Londres, 24 de Junho 2016

Hoje o dia amanheceu ensolarado em Londres. Mas a cidade nunca pareceu mais cinzenta. Paira no ar da cidade que votou 59.9% a favor da permanência do Reino Unido na União Europeia um sentimento de impotência, uma tristeza profunda e muito receio do que está por vir após o resultado confirmando o Brexit.

Mas o que de fato é o “Brexit”? Em 1975, os cidadãos do Reino Unido votaram em um referendum a favor da unificação com a Comunidade Econômica Europeia. Em sua campanha eleitoral de 2015, o atual Primeiro Ministro do Reino Unido, David Cameron, do Partido Conservador, em meio à pressão por parte de seu partido e aliados, prometeu que, caso fosse eleito, convocaria um novo referendum para decidir a permanência do Reino Unido na União Europeia. Cameron se elegeu em 2015 para o seu segundo mandato como primeiro ministro, e, como prometido, organizou o referendum para o dia 23 de Junho de 2016. O referendum ficou conhecido como “Brexit”, ou “Saída do Reino Unido” [da União Europeia].

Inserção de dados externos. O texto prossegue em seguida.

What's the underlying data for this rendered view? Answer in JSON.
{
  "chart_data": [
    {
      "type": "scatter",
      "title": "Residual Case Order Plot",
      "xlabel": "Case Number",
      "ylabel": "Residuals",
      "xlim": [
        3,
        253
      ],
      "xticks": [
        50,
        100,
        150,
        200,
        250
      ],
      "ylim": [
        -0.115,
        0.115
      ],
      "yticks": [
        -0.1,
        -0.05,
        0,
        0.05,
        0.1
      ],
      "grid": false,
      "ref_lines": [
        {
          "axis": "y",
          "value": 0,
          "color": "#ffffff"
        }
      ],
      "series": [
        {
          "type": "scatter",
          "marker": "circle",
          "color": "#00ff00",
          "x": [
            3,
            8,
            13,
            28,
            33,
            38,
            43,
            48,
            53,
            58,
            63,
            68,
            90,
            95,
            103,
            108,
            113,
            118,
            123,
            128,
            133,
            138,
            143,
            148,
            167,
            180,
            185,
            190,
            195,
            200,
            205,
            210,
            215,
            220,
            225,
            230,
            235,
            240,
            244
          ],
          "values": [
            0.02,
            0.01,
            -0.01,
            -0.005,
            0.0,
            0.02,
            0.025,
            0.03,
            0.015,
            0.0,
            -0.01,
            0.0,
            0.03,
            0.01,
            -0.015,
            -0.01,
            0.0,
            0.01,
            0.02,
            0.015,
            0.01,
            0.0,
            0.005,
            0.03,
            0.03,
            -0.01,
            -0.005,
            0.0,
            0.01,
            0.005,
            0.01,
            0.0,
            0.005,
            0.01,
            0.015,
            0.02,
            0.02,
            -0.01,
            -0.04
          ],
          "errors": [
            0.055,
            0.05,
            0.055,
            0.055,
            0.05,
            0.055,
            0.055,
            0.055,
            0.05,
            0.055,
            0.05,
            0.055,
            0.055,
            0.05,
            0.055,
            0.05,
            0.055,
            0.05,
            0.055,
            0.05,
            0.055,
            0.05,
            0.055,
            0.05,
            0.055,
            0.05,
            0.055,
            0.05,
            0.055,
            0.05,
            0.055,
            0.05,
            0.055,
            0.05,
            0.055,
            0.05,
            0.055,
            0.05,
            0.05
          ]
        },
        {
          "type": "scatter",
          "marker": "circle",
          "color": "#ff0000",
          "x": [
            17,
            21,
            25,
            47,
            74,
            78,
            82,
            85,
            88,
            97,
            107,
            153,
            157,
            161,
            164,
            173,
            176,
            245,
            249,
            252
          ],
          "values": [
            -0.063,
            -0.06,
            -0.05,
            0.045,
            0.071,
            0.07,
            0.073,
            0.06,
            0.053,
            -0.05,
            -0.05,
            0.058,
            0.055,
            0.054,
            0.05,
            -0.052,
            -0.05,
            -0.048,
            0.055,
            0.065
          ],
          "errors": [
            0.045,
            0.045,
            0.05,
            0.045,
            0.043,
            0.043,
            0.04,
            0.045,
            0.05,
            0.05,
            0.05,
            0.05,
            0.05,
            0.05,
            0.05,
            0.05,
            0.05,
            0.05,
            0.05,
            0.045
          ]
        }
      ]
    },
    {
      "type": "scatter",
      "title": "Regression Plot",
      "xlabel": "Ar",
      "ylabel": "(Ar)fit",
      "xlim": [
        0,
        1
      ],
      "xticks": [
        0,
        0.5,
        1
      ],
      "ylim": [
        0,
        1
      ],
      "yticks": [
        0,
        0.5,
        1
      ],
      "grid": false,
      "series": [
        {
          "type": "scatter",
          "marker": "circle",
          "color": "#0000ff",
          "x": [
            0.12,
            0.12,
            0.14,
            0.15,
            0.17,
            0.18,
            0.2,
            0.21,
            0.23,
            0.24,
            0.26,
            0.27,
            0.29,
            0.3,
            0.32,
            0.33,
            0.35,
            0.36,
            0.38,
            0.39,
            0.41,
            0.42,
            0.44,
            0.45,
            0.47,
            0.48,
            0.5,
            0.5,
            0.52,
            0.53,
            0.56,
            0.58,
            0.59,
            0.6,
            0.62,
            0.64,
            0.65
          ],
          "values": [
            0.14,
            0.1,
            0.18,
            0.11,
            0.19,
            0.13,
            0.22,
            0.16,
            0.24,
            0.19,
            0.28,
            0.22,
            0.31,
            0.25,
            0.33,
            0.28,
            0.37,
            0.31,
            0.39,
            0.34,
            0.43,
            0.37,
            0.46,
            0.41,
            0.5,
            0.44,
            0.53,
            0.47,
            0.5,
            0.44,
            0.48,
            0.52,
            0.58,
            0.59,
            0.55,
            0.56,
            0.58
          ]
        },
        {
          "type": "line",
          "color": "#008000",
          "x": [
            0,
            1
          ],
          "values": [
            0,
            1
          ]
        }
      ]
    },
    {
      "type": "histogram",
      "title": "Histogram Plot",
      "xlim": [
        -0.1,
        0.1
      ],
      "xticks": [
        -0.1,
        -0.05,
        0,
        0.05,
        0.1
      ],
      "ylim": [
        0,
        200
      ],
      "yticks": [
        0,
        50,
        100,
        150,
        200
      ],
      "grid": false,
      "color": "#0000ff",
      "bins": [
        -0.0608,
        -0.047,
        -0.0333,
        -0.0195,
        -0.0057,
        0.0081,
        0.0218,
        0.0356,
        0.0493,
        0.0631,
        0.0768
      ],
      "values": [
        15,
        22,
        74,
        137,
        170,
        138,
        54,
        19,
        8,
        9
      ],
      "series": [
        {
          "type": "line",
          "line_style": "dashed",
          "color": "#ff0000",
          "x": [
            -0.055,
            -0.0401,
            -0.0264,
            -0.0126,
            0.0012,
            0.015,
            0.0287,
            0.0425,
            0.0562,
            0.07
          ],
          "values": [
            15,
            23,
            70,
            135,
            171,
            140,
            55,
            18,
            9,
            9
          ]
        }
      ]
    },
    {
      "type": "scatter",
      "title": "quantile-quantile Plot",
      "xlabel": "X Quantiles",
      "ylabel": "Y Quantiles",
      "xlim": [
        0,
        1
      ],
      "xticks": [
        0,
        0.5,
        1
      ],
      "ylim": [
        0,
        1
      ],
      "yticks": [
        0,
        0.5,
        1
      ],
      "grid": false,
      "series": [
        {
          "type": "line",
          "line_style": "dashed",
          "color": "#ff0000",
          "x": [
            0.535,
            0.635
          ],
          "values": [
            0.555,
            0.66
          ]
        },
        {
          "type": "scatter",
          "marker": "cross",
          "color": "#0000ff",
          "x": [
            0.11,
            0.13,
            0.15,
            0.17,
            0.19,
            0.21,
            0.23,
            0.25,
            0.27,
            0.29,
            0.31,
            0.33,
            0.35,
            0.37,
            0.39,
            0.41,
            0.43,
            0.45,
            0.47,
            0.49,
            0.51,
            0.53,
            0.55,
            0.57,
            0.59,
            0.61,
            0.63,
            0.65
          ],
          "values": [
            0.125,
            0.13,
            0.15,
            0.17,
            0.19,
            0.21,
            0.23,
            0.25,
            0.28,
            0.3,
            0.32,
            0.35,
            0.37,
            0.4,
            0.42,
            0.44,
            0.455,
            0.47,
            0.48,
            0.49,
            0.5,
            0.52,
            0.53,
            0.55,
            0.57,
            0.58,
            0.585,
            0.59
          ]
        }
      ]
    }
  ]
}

Apesar de ser um membro do Partido Conservador, uma das bancadas que, historicamente, fez campanha a favor do “Brexit”, Cameron lançou a campanha do partido pela permanência do Reino Unido na União Europeia. Após o resultado a favor da saída do Reino Unido e o pronunciamento de Cameron renunciando ao cargo de primeiro ministro, ficou claro que Cameron não imaginava que o resultado seria a favor do Brexit. Ele prometeu o referendum como uma forma de assegurar aos membros mais conservadores do seu partido e da sociedade em geral que seus votos conservadores estavam em boas mãos. Assim, ele ainda posaria de “bom cidadão” ao dar uma chance ao povo britânico de se pronunciar. Uma decisão de campanha arriscada e, até certo ponto, brilhante, não fosse o resultado de hoje provando que a escolha foi, na verdade, um tiro no próprio pé.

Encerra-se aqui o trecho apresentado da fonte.